Kernelized Decoded Quantum Interferometry
Fumin Wang
TL;DR
Kernelized Decoded Quantum Interferometry (k-DQI) reframes decoded quantum interferometry by inserting a spectral kernel before the interference stage to concentrate solution mass into decoder-friendly low-frequency modes, thereby improving robustness to hardware noise and spectral dispersion. The framework centers on the noise-weighted head mass $Σ_K$ and proves the Monotonic Improvement Theorem, which guarantees that larger head mass yields stronger decoding guarantees under local depolarizing noise.

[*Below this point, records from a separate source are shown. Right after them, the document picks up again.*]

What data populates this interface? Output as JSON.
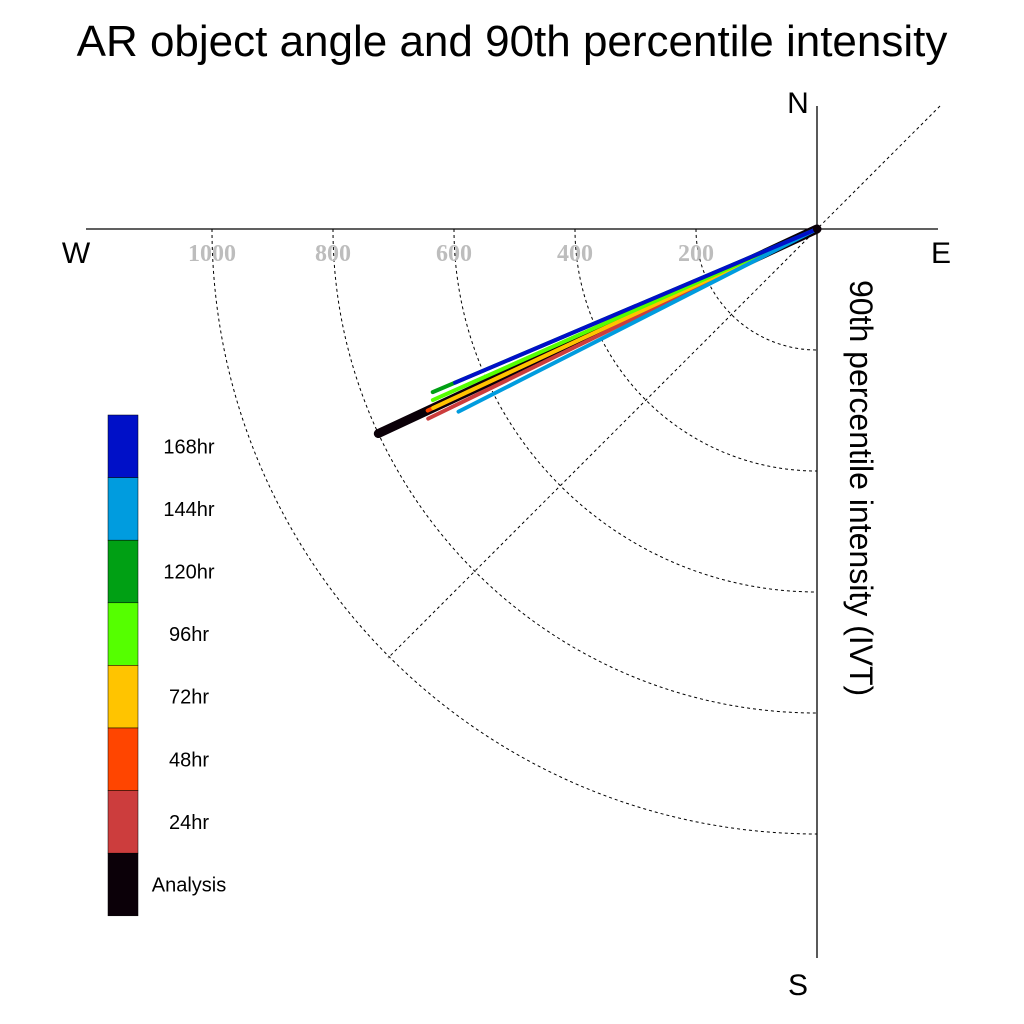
{
  "chart_data": {
    "type": "polar-vector",
    "title": "AR object angle and 90th percentile intensity",
    "ylabel": "90th percentile intensity (IVT)",
    "compass": {
      "north": "N",
      "south": "S",
      "east": "E",
      "west": "W"
    },
    "radial_ticks": [
      "1000",
      "800",
      "600",
      "400",
      "200"
    ],
    "radial_values": [
      1000,
      800,
      600,
      400,
      200
    ],
    "radial_max": 1150,
    "series": [
      {
        "name": "Analysis",
        "color": "#0b0008",
        "angle_deg": 25,
        "intensity": 800
      },
      {
        "name": "24hr",
        "color": "#cc3d3d",
        "angle_deg": 26,
        "intensity": 715
      },
      {
        "name": "48hr",
        "color": "#ff4500",
        "angle_deg": 25,
        "intensity": 710
      },
      {
        "name": "72hr",
        "color": "#ffc400",
        "angle_deg": 25,
        "intensity": 700
      },
      {
        "name": "96hr",
        "color": "#55ff00",
        "angle_deg": 24,
        "intensity": 695
      },
      {
        "name": "120hr",
        "color": "#00a014",
        "angle_deg": 23,
        "intensity": 690
      },
      {
        "name": "144hr",
        "color": "#009cdf",
        "angle_deg": 27,
        "intensity": 665
      },
      {
        "name": "168hr",
        "color": "#0010c8",
        "angle_deg": 23,
        "intensity": 650
      }
    ],
    "legend": [
      "168hr",
      "144hr",
      "120hr",
      "96hr",
      "72hr",
      "48hr",
      "24hr",
      "Analysis"
    ],
    "legend_colors": [
      "#0010c8",
      "#009cdf",
      "#00a014",
      "#55ff00",
      "#ffc400",
      "#ff4500",
      "#cc3d3d",
      "#0b0008"
    ],
    "grid": true
  }
}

It validates structure-adaptive gains on Optimal Polynomial Interpolation and sparse Max-XORSAT, using Chirp and Linear Canonical Transform kernels and block-local designs, with explicit circuit constructions that incur only $ ilde{O}(n)$ to $ ilde{O}(n^2)$ depth overhead. The work further develops a practical resource model and scalable kernel-parameter search (analytic for OPI, variational for latent structure), yielding a realistic, near-term path to improved quantum-classical decoding performance through spectral preconditioning. Together, these results turn DQI into a tunable, noise-aware protocol that leverages spectral structure and decoding theory to achieve provable gains in structured optimization tasks.
Abstract
Decoded Quantum Interferometry (DQI) promises superpolynomial speedups for structured optimization; however, its practical realization is often hindered by significant sensitivity to hardware noise and spectral dispersion. To bridge this gap, we introduce Kernelized Decoded Quantum Interferometry (k-DQI), a unified framework that integrates spectral engineering directly into the quantum circuit architecture. By inserting a unitary kernel prior to the interference step, k-DQI actively reshapes the problem's energy landscape, concentrating the solution mass into a ``decoder-friendly'' low-frequency head. We formalize this advantage through a novel robustness metric, the noise-weighted head mass $Σ_K$, and prove a Monotonic Improvement Theorem, which establishes that maximizing $Σ_K$ guarantees higher decoding success rates under local depolarizing noise. We substantiate these theoretical gains in Optimal Polynomial Interpolation (OPI) and LDPC-like problems, demonstrating that kernel tuning functions as a ``spectral lens'' to recover signal otherwise lost to isotropic noise. Crucially, we provide explicit, efficient circuit realizations using Chirp and Linear Canonical Transform (LCT) kernels that achieve significant boosts in effective signal-to-noise ratio with negligible depth overhead ($\tilde{O}(n)$ to $\tilde{O}(n^2)$). Collectively, these results reframe DQI from a static algorithm into a tunable, noise-aware protocol suited for near-term error-corrected environments.